Instagram is planning to launch a sponsorship marketplace and allow creators to sell merchandise in the near future. Instagram generated approximately $26 billion in revenue in 2021, and still refuses to share any of the top-line advertising revenue with creators outside of participants in their IGTV product.
Creators need better ways to monetize as platforms benefit from their work. In both examples, the companies withhold revenue and are slow to develop features for creators. Gaming content creators are also not a focus for either platform. Who’s building for the gaming community?
Meet FreshCut
FreshCut was born out of our love of gaming. We’re gaming content and industry vets who want to make a better product for creators and the gaming community. We realize gamers contribute so much to the major content-sharing platforms they populate and are not being fully rewarded or given their fair share. It’s important to iterate on the successes we’ve seen in the market while pushing back against the specific frameworks and features that are resulting in a lopsided “winner takes all” relationship between not only users and platforms, but established influencers and new creators as well.

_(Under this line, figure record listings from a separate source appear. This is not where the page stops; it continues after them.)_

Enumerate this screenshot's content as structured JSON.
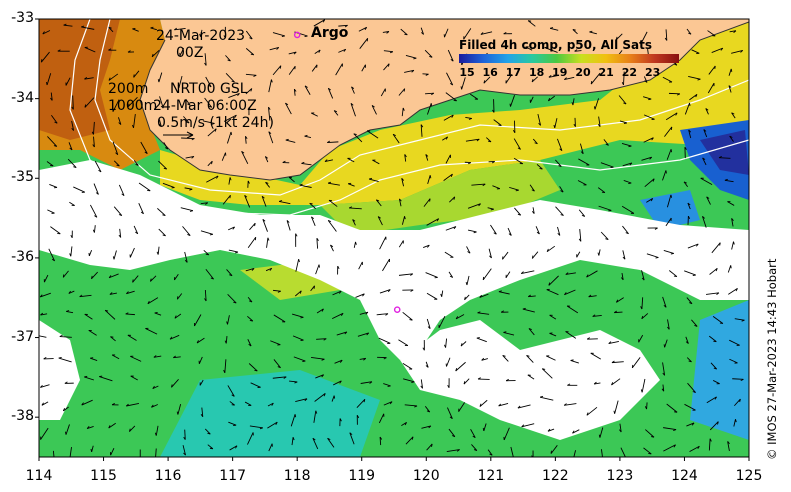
{
  "map": {
    "date": "24-Mar-2023",
    "time": "00Z",
    "contour_labels": {
      "c200": "200m",
      "c1000": "1000m"
    },
    "current_source": "NRT00 GSL",
    "current_time": "24-Mar 06:00Z",
    "scale_label": "0.5m/s (1kt 24h)",
    "argo_label": "Argo",
    "y_ticks": [
      "-33",
      "-34",
      "-35",
      "-36",
      "-37",
      "-38"
    ],
    "x_ticks": [
      "114",
      "115",
      "116",
      "117",
      "118",
      "119",
      "120",
      "121",
      "122",
      "123",
      "124",
      "125"
    ],
    "lat_range": [
      -38.5,
      -33
    ],
    "lon_range": [
      114,
      125
    ],
    "argo_floats": [
      {
        "lon": 118.0,
        "lat": -33.2
      },
      {
        "lon": 119.55,
        "lat": -36.65
      }
    ],
    "colors": {
      "land": "#fbc794",
      "argo": "#e020e0",
      "no_data": "#ffffff"
    }
  },
  "colorbar": {
    "title": "Filled 4h comp, p50, All Sats",
    "labels": [
      "15",
      "16",
      "17",
      "18",
      "19",
      "20",
      "21",
      "22",
      "23"
    ],
    "stops": [
      "#1a1a9c",
      "#1e63d8",
      "#22a3e8",
      "#29c9a0",
      "#4cc840",
      "#c8e020",
      "#f0c010",
      "#e88018",
      "#c03820",
      "#881010"
    ]
  },
  "copyright": "© IMOS 27-Mar-2023 14:43 Hobart"
}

The only way for this vibrant industry to keep growing in a sustainable way is to give content creators a bigger slice of the pie and to develop features for viewers to capture the value they contribute to the ecosystem. This doesn’t just mean rolling out more generous revenue-sharing models or applying the same models across different products. FreshCut’s primary motive is not only to create the best ecosystem to share and discover short-form gaming content, but also to give all of our users actual decision-making power over how our platform and community operates. Given the great lengths gamers go through to support their favorite games and creators, they deserve a better experience, and FreshCut is building that solution.